XPS measurement further determined the chemical states at the surface of the sample. It can be seen that the high-resolution spectrum of C1s (Figure 2A) was deconvoluted into three peaks around 284.8, 286.1, and 289.7 eV corresponding to C-C, C-O, and C=O bonds, respectively, which is consistent with other studies (Qin et al., 2020). Usually, there are many defects at grain boundaries in polycrystal particles, such as vacancies, dislocations, and bond deformations, which might cause the transformation for the valance states of Ti, Zn, and O elements (Fan et al., 2020; Ryu et al., 2021). Here, the high-resolution spectrum of Ti2p (Figure 2B), Zn2p (Figure 2C), O1s (Figure 2D) were displayed. As can be seen that no spectra were observed except the peaks around 465.3 eV and 459.6 eV, which belong to the Ti 2p1/2 and Ti 2p3/2 of Ti4+ in P-LZTO (Figure 2B), respectively. Similarly, only the peaks of Zn2+ (1022.7 eV and 1045.8 eV belong to Zn 2p3/2 and Zn 2p1/2, respectively) can be observed in the spectrum of Zn2p (Figure 2C). Besides, in the high-resolution spectrum of O1s (Figure 2D), the peaks around 533.27 eV, 531.81 eV, and 531.12 eV can be ascribed to C=O, C-O, and Metal-O, respectively. Therefore, from the analysis results of XPS spectra and XRD pattern, it can be concluded that P-LZTO samples show a perfect crystal structure, and almost no defects like vacancies can be observed in its crystal structure.
FIGURE 2. XPS spectra of the P-LZTO sample: (A) C1s, (B) Ti2p, (C) Zn2p, (D) O1s.

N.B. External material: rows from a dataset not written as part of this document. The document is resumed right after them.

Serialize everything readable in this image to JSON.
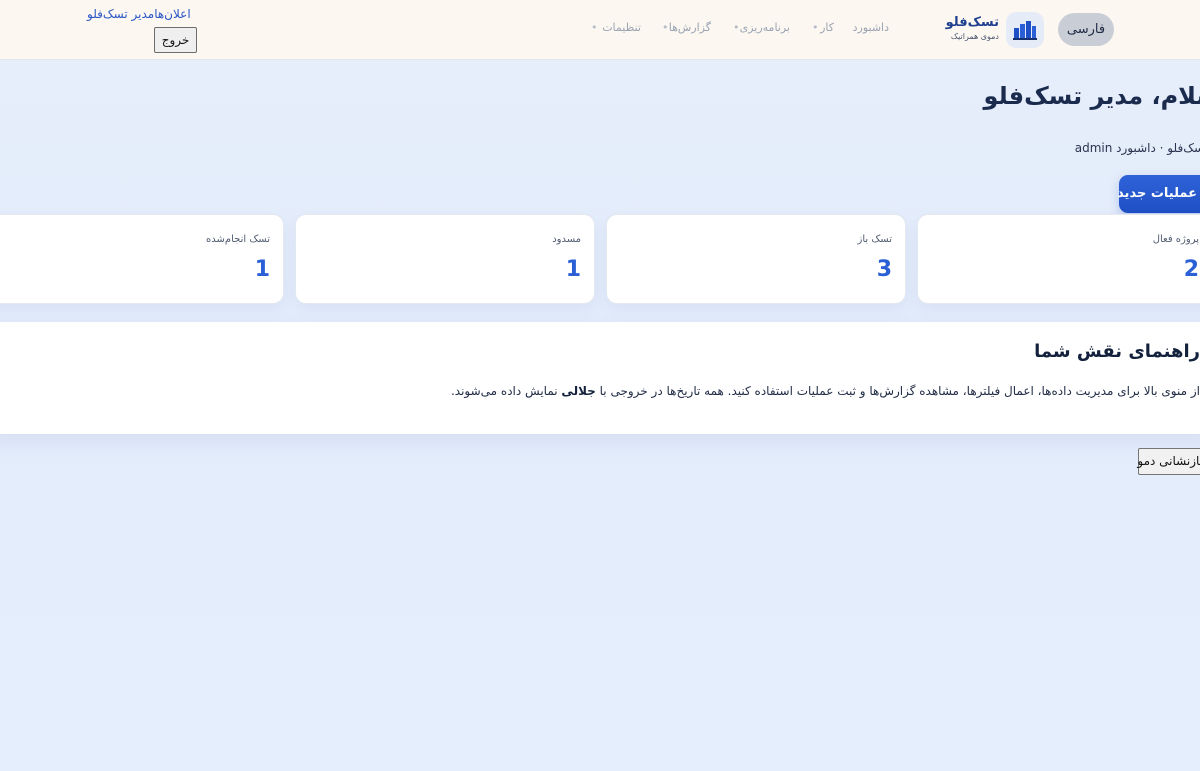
{
  "header": {
    "language_button": "فارسی",
    "brand_title": "تسک‌فلو",
    "brand_subtitle": "دموی همراتیک",
    "logo_icon": "building-bars-icon",
    "nav": [
      {
        "label": "داشبورد"
      },
      {
        "label": "کار"
      },
      {
        "label": "برنامه‌ریزی"
      },
      {
        "label": "گزارش‌ها"
      },
      {
        "label": "تنظیمات"
      }
    ],
    "notifications_link": "اعلان‌هامدیر تسک‌فلو",
    "logout_button": "خروج"
  },
  "main": {
    "title": "سلام، مدیر تسک‌فلو",
    "breadcrumb": "تسک‌فلو · داشبورد admin",
    "new_operation_button": "عملیات جدید"
  },
  "stats": [
    {
      "label": "پروژه فعال",
      "value": "2"
    },
    {
      "label": "تسک باز",
      "value": "3"
    },
    {
      "label": "مسدود",
      "value": "1"
    },
    {
      "label": "تسک انجام‌شده",
      "value": "1"
    }
  ],
  "guide": {
    "title": "راهنمای نقش شما",
    "text_before": "از منوی بالا برای مدیریت داده‌ها، اعمال فیلترها، مشاهده گزارش‌ها و ثبت عملیات استفاده کنید. همه تاریخ‌ها در خروجی با ",
    "text_bold": "جلالی",
    "text_after": " نمایش داده می‌شوند."
  },
  "reset_demo_button": "بازنشانی دمو",
  "colors": {
    "accent": "#2a5fd6",
    "header_bg": "#fcf8f1",
    "page_bg": "#e4edfb"
  }
}
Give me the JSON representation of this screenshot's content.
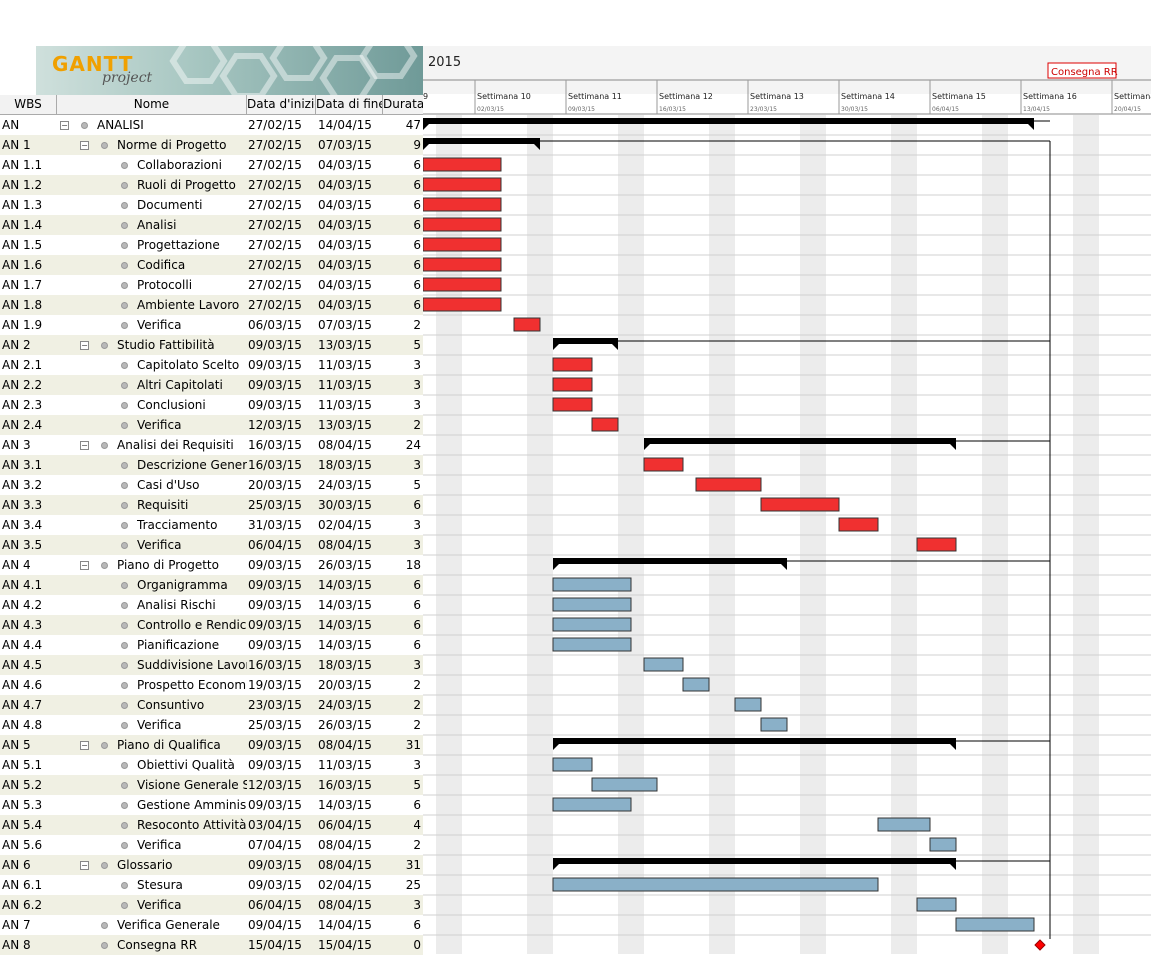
{
  "app": {
    "logo_main": "GANTT",
    "logo_sub": "project"
  },
  "columns": {
    "wbs": "WBS",
    "name": "Nome",
    "start": "Data d'inizio",
    "end": "Data di fine",
    "dur": "Durata"
  },
  "timeline": {
    "year": "2015",
    "milestone_label": "Consegna RR",
    "left_tick": "9",
    "weeks": [
      {
        "label": "Settimana 10",
        "date": "02/03/15"
      },
      {
        "label": "Settimana 11",
        "date": "09/03/15"
      },
      {
        "label": "Settimana 12",
        "date": "16/03/15"
      },
      {
        "label": "Settimana 13",
        "date": "23/03/15"
      },
      {
        "label": "Settimana 14",
        "date": "30/03/15"
      },
      {
        "label": "Settimana 15",
        "date": "06/04/15"
      },
      {
        "label": "Settimana 16",
        "date": "13/04/15"
      },
      {
        "label": "Settimana",
        "date": "20/04/15"
      }
    ]
  },
  "tasks": [
    {
      "wbs": "AN",
      "name": "ANALISI",
      "start": "27/02/15",
      "end": "14/04/15",
      "dur": "47",
      "level": 0,
      "group": true,
      "color": "#000000"
    },
    {
      "wbs": "AN 1",
      "name": "Norme di Progetto",
      "start": "27/02/15",
      "end": "07/03/15",
      "dur": "9",
      "level": 1,
      "group": true,
      "color": "#000000"
    },
    {
      "wbs": "AN 1.1",
      "name": "Collaborazioni",
      "start": "27/02/15",
      "end": "04/03/15",
      "dur": "6",
      "level": 2,
      "group": false,
      "color": "#f03030"
    },
    {
      "wbs": "AN 1.2",
      "name": "Ruoli di Progetto",
      "start": "27/02/15",
      "end": "04/03/15",
      "dur": "6",
      "level": 2,
      "group": false,
      "color": "#f03030"
    },
    {
      "wbs": "AN 1.3",
      "name": "Documenti",
      "start": "27/02/15",
      "end": "04/03/15",
      "dur": "6",
      "level": 2,
      "group": false,
      "color": "#f03030"
    },
    {
      "wbs": "AN 1.4",
      "name": "Analisi",
      "start": "27/02/15",
      "end": "04/03/15",
      "dur": "6",
      "level": 2,
      "group": false,
      "color": "#f03030"
    },
    {
      "wbs": "AN 1.5",
      "name": "Progettazione",
      "start": "27/02/15",
      "end": "04/03/15",
      "dur": "6",
      "level": 2,
      "group": false,
      "color": "#f03030"
    },
    {
      "wbs": "AN 1.6",
      "name": "Codifica",
      "start": "27/02/15",
      "end": "04/03/15",
      "dur": "6",
      "level": 2,
      "group": false,
      "color": "#f03030"
    },
    {
      "wbs": "AN 1.7",
      "name": "Protocolli",
      "start": "27/02/15",
      "end": "04/03/15",
      "dur": "6",
      "level": 2,
      "group": false,
      "color": "#f03030"
    },
    {
      "wbs": "AN 1.8",
      "name": "Ambiente Lavoro",
      "start": "27/02/15",
      "end": "04/03/15",
      "dur": "6",
      "level": 2,
      "group": false,
      "color": "#f03030"
    },
    {
      "wbs": "AN 1.9",
      "name": "Verifica",
      "start": "06/03/15",
      "end": "07/03/15",
      "dur": "2",
      "level": 2,
      "group": false,
      "color": "#f03030"
    },
    {
      "wbs": "AN 2",
      "name": "Studio Fattibilità",
      "start": "09/03/15",
      "end": "13/03/15",
      "dur": "5",
      "level": 1,
      "group": true,
      "color": "#000000"
    },
    {
      "wbs": "AN 2.1",
      "name": "Capitolato Scelto",
      "start": "09/03/15",
      "end": "11/03/15",
      "dur": "3",
      "level": 2,
      "group": false,
      "color": "#f03030"
    },
    {
      "wbs": "AN 2.2",
      "name": "Altri Capitolati",
      "start": "09/03/15",
      "end": "11/03/15",
      "dur": "3",
      "level": 2,
      "group": false,
      "color": "#f03030"
    },
    {
      "wbs": "AN 2.3",
      "name": "Conclusioni",
      "start": "09/03/15",
      "end": "11/03/15",
      "dur": "3",
      "level": 2,
      "group": false,
      "color": "#f03030"
    },
    {
      "wbs": "AN 2.4",
      "name": "Verifica",
      "start": "12/03/15",
      "end": "13/03/15",
      "dur": "2",
      "level": 2,
      "group": false,
      "color": "#f03030"
    },
    {
      "wbs": "AN 3",
      "name": "Analisi dei Requisiti",
      "start": "16/03/15",
      "end": "08/04/15",
      "dur": "24",
      "level": 1,
      "group": true,
      "color": "#000000"
    },
    {
      "wbs": "AN 3.1",
      "name": "Descrizione Generale",
      "start": "16/03/15",
      "end": "18/03/15",
      "dur": "3",
      "level": 2,
      "group": false,
      "color": "#f03030"
    },
    {
      "wbs": "AN 3.2",
      "name": "Casi d'Uso",
      "start": "20/03/15",
      "end": "24/03/15",
      "dur": "5",
      "level": 2,
      "group": false,
      "color": "#f03030"
    },
    {
      "wbs": "AN 3.3",
      "name": "Requisiti",
      "start": "25/03/15",
      "end": "30/03/15",
      "dur": "6",
      "level": 2,
      "group": false,
      "color": "#f03030"
    },
    {
      "wbs": "AN 3.4",
      "name": "Tracciamento",
      "start": "31/03/15",
      "end": "02/04/15",
      "dur": "3",
      "level": 2,
      "group": false,
      "color": "#f03030"
    },
    {
      "wbs": "AN 3.5",
      "name": "Verifica",
      "start": "06/04/15",
      "end": "08/04/15",
      "dur": "3",
      "level": 2,
      "group": false,
      "color": "#f03030"
    },
    {
      "wbs": "AN 4",
      "name": "Piano di Progetto",
      "start": "09/03/15",
      "end": "26/03/15",
      "dur": "18",
      "level": 1,
      "group": true,
      "color": "#000000"
    },
    {
      "wbs": "AN 4.1",
      "name": "Organigramma",
      "start": "09/03/15",
      "end": "14/03/15",
      "dur": "6",
      "level": 2,
      "group": false,
      "color": "#8ab0c8"
    },
    {
      "wbs": "AN 4.2",
      "name": "Analisi Rischi",
      "start": "09/03/15",
      "end": "14/03/15",
      "dur": "6",
      "level": 2,
      "group": false,
      "color": "#8ab0c8"
    },
    {
      "wbs": "AN 4.3",
      "name": "Controllo e Rendic...",
      "start": "09/03/15",
      "end": "14/03/15",
      "dur": "6",
      "level": 2,
      "group": false,
      "color": "#8ab0c8"
    },
    {
      "wbs": "AN 4.4",
      "name": "Pianificazione",
      "start": "09/03/15",
      "end": "14/03/15",
      "dur": "6",
      "level": 2,
      "group": false,
      "color": "#8ab0c8"
    },
    {
      "wbs": "AN 4.5",
      "name": "Suddivisione Lavoro",
      "start": "16/03/15",
      "end": "18/03/15",
      "dur": "3",
      "level": 2,
      "group": false,
      "color": "#8ab0c8"
    },
    {
      "wbs": "AN 4.6",
      "name": "Prospetto Econom...",
      "start": "19/03/15",
      "end": "20/03/15",
      "dur": "2",
      "level": 2,
      "group": false,
      "color": "#8ab0c8"
    },
    {
      "wbs": "AN 4.7",
      "name": "Consuntivo",
      "start": "23/03/15",
      "end": "24/03/15",
      "dur": "2",
      "level": 2,
      "group": false,
      "color": "#8ab0c8"
    },
    {
      "wbs": "AN 4.8",
      "name": "Verifica",
      "start": "25/03/15",
      "end": "26/03/15",
      "dur": "2",
      "level": 2,
      "group": false,
      "color": "#8ab0c8"
    },
    {
      "wbs": "AN 5",
      "name": "Piano di Qualifica",
      "start": "09/03/15",
      "end": "08/04/15",
      "dur": "31",
      "level": 1,
      "group": true,
      "color": "#000000"
    },
    {
      "wbs": "AN 5.1",
      "name": "Obiettivi Qualità",
      "start": "09/03/15",
      "end": "11/03/15",
      "dur": "3",
      "level": 2,
      "group": false,
      "color": "#8ab0c8"
    },
    {
      "wbs": "AN 5.2",
      "name": "Visione Generale St...",
      "start": "12/03/15",
      "end": "16/03/15",
      "dur": "5",
      "level": 2,
      "group": false,
      "color": "#8ab0c8"
    },
    {
      "wbs": "AN 5.3",
      "name": "Gestione Amminis...",
      "start": "09/03/15",
      "end": "14/03/15",
      "dur": "6",
      "level": 2,
      "group": false,
      "color": "#8ab0c8"
    },
    {
      "wbs": "AN 5.4",
      "name": "Resoconto Attività",
      "start": "03/04/15",
      "end": "06/04/15",
      "dur": "4",
      "level": 2,
      "group": false,
      "color": "#8ab0c8"
    },
    {
      "wbs": "AN 5.6",
      "name": "Verifica",
      "start": "07/04/15",
      "end": "08/04/15",
      "dur": "2",
      "level": 2,
      "group": false,
      "color": "#8ab0c8"
    },
    {
      "wbs": "AN 6",
      "name": "Glossario",
      "start": "09/03/15",
      "end": "08/04/15",
      "dur": "31",
      "level": 1,
      "group": true,
      "color": "#000000"
    },
    {
      "wbs": "AN 6.1",
      "name": "Stesura",
      "start": "09/03/15",
      "end": "02/04/15",
      "dur": "25",
      "level": 2,
      "group": false,
      "color": "#8ab0c8"
    },
    {
      "wbs": "AN 6.2",
      "name": "Verifica",
      "start": "06/04/15",
      "end": "08/04/15",
      "dur": "3",
      "level": 2,
      "group": false,
      "color": "#8ab0c8"
    },
    {
      "wbs": "AN 7",
      "name": "Verifica Generale",
      "start": "09/04/15",
      "end": "14/04/15",
      "dur": "6",
      "level": 1,
      "group": false,
      "color": "#8ab0c8"
    },
    {
      "wbs": "AN 8",
      "name": "Consegna RR",
      "start": "15/04/15",
      "end": "15/04/15",
      "dur": "0",
      "level": 1,
      "group": false,
      "milestone": true,
      "color": "#ff0000"
    }
  ]
}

The as-synthesized P-LZTO sample has excellent powder fluidity, which is often related to the material’s microstructure. Therefore, the morphology of the P-LZTO sample was analyzed by SEM and TEM measurements. From the SEM images in Figures 3A,B, the secondary particles composed of many primary particles with a diameter of tens of nanometers are uniformly dispersed. TEM images (Figure 3C) further showed that a large number of nanoparticles were embedded in carbon materials derived from the cleavage of glucose under high temperatures. In other words, many nanoparticles were wrapped by continuous carbon materials to form secondary particles. Moreover, it can also be observed from the HRTEM image (Figure 3D) that there are two different lattice fringes in a nanoparticle: the lattice fringes with a distance of 0.251 nm along the (311) crystal plane while the lattice fringes with a distance of 0.295 nm corresponding to the (220) crystal face, and a grain boundary is formed between the two grains, reflecting typical polycrystalline structure. This conclusion is further confirmed in the SAED pattern in Figure 3E, where a lot of diffraction rings can be observed, demonstrating its good crystalline feature, which is a typical characteristic of polycrystalline structure (Xu et al., 2020; Ye et al., 2020). Based on the results of SEM and TEM analysis, a schematic diagram of the structure of P-LZTO sample was illustrated in Figure 3F. The structure of the synthesized P-LZTO sample is similar to the lotus seed: the polycrystalline P-LZTO nano-particles are embedded in carbon material, which is beneficial to enhance the electronic conductivity for the active material, and alleviate the negative influences of stress anisotropy in the process of charging and discharging.
FIGURE 3. (A) Low- and (B) high-magnification SEM images of the P-LZTO sample; (C) TEM, (D) HRTEM images and (E) their corresponding SAED pattern of the P-LZTO sample; (F) is the schematic drawing about the structure of the P-LZTO sample according to the results of SEM and TEM tests.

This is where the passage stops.